Paper No. 6-5
Presentation Time: 9:45 AM
THE EFFECTS OF SUPERIMPOSED DEFORMATION EVENTS ON STRIKE-SLIP TRANSLATION IN THE CORDILLERA: AN EXAMPLE FROM THE DENALI FAULT SYSTEM
WALDIEN, Trevor S. and ROESKE, Sarah M., Earth and Planetary Sciences, University California- Davis, 2119 Earth and Physical Sciences, One Shields Avenue, Davis, CA 95616
Despite paleomagnetic data and plate circuit reconstructions requiring major strike-slip displacement in the northern Cordillera, geologic piercing points on major Cordilleran strike-slip faults remain cryptic, controversial, and yield low estimates compared to other datasets. The Denali fault is a key structure accommodating northward transport of outboard (Wrangellia and Chugach) terranes. Geologic estimates of total late Cretaceous-Holocene strike-slip displacement on the Denali fault range from ~450 to ‘0’ km. The widely cited correlation between the Maclaren schist (S side of the Denali fault in Alaska) and Kluane schist (NE side of the Denali fault in Yukon) yields ~450 km of dextral slip on the Denali fault since late Cretaceous time. Although recent work on the Kluane schist aimed to refute the correlation, our new detrital zircon U/Pb age spectra from the Maclaren schist and U/Pb zircon crystallization ages from cross-cutting intrusive rocks correlate strongly with equivalent datasets from the Kluane schist. The new age data support metamorphic studies on both schist bodies and confirm that these rocks create a viable piercing point to restore late Cretaceous-Cenozoic slip on the Denali fault system.

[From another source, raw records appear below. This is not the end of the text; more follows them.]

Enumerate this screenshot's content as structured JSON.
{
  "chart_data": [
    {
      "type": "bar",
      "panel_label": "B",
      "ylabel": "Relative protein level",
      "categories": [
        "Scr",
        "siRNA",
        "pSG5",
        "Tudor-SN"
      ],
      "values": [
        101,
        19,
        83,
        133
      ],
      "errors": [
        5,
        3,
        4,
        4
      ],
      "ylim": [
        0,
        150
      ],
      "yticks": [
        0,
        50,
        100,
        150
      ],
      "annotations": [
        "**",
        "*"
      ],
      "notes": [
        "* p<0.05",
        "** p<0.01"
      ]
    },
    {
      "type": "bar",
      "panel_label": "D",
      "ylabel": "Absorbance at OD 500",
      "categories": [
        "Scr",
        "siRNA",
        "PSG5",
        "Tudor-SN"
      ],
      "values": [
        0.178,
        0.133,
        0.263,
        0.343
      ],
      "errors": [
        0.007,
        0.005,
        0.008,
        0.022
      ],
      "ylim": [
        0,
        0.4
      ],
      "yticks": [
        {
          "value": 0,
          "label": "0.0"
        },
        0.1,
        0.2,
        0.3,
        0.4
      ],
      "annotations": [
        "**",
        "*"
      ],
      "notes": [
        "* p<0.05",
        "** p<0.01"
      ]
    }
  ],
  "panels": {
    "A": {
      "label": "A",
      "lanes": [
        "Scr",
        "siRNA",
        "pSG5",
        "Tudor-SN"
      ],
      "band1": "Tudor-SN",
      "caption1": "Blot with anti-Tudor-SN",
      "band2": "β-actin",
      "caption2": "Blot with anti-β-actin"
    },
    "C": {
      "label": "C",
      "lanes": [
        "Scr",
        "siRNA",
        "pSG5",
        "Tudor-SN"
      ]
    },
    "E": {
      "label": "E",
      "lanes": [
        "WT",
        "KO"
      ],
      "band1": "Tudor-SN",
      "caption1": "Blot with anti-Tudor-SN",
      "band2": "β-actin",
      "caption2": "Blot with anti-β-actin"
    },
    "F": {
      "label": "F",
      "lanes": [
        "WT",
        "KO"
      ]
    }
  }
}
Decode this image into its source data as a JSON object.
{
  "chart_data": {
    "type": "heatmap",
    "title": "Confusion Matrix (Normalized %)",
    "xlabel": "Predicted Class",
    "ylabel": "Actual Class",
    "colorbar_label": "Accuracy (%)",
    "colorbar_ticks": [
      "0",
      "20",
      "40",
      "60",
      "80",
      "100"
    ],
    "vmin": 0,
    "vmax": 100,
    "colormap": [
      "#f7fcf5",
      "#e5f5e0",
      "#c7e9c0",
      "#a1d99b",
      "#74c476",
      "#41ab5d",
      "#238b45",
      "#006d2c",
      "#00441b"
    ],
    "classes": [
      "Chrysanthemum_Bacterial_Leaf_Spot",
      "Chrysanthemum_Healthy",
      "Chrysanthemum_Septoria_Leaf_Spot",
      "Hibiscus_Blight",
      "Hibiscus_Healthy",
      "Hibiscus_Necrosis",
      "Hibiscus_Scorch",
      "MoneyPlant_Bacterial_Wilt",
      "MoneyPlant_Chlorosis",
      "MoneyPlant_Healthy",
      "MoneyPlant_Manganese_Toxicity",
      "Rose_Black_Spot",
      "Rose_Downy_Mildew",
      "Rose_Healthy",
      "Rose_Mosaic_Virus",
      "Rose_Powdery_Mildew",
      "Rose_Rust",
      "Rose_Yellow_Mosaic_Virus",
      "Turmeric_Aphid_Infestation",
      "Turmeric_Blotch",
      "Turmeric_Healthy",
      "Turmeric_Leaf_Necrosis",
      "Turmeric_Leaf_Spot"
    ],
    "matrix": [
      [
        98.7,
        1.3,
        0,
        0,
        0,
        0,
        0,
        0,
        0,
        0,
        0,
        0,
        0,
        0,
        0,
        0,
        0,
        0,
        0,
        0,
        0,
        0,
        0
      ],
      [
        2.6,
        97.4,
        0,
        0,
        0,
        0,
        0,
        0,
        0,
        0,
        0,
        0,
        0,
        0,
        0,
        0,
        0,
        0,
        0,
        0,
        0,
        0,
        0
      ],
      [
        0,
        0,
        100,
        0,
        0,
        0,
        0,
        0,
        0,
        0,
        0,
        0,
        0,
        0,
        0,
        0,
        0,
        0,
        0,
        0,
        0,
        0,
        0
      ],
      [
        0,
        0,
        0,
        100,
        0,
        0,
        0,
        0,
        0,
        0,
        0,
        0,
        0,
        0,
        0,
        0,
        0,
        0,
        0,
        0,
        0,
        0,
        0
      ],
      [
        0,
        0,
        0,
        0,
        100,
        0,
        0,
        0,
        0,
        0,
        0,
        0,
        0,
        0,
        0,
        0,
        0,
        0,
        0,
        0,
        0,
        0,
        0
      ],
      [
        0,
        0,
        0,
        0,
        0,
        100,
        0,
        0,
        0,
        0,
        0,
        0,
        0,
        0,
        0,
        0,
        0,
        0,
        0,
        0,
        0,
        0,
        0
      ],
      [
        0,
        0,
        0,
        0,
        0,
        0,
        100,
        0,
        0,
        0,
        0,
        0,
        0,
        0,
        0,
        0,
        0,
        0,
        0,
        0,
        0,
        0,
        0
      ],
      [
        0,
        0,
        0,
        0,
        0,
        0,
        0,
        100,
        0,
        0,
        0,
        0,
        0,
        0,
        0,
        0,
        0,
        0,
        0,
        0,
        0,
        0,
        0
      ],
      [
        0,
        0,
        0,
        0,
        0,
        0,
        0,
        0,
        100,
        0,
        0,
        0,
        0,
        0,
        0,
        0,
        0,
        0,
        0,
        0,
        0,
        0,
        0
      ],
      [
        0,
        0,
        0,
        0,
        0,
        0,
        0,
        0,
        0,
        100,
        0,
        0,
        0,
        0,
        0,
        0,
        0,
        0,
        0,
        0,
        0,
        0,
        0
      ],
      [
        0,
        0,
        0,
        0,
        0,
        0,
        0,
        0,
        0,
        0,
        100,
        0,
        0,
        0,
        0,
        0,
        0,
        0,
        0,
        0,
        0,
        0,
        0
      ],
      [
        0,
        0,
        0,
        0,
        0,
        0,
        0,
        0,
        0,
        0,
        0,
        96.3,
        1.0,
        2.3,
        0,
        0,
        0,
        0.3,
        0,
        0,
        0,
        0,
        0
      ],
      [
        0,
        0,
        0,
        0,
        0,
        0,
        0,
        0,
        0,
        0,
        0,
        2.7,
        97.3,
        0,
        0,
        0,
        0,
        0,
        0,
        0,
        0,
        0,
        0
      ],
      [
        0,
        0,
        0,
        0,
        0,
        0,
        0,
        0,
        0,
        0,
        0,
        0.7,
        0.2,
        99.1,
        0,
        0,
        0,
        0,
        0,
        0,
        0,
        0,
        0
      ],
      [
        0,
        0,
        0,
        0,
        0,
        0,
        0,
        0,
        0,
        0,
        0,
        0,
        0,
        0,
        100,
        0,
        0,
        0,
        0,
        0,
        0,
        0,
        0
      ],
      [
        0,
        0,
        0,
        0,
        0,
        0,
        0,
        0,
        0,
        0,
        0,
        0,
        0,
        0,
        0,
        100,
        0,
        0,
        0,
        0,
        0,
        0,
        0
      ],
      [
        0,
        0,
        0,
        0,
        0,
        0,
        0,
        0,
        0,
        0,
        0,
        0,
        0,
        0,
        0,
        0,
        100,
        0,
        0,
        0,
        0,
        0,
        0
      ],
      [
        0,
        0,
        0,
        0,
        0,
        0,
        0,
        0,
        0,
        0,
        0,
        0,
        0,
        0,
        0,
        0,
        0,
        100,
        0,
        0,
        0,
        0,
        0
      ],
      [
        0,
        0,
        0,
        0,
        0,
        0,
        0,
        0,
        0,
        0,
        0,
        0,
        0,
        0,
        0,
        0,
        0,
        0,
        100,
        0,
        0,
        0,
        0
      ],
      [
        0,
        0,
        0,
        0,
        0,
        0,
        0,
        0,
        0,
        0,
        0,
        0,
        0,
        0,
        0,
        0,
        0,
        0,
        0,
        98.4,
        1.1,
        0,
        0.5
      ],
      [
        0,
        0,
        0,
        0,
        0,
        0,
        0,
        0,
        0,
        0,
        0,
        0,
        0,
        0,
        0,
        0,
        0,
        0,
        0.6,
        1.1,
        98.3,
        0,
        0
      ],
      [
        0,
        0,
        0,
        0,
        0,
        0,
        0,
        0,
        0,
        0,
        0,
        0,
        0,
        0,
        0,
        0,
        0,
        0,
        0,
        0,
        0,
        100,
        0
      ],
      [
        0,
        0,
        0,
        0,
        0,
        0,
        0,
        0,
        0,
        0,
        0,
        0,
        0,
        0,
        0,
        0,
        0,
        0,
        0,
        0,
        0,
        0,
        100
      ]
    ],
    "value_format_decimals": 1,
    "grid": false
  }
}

The southern margins of the schist bodies are presently separated by ~460 km along the Denali fault. Whereas the Kluane schist appears to have experienced no Cenozoic deformation, late Cretaceous accretionary structures bounding the Maclaren schist have been reactivated as an Oligocene-Neogene SE-vergent imbricate thrust system. The Maclaren schist is carried in the hanging wall of the thrusts and, as a result, has been transported to the SE- back toward the Kluane schist. Therefore, the distance between the schist bodies at the surface provides only a minimum estimate of total dextral slip on the Denali fault. Restoring the Oligocene-Neogene shortening in the thrust system adds ~30-80 km of dextral slip to the Denali fault, thus pushing the geologically-determined estimate of post- mid Cretaceous dextral slip to >490 km.
Because continental strike-slip fault systems often contain dip-slip faults that are active during translation, accounting for shortening or extension of piercing point rocks during translation is an important, but often overlooked, step in reconstructing strike-slip fault systems.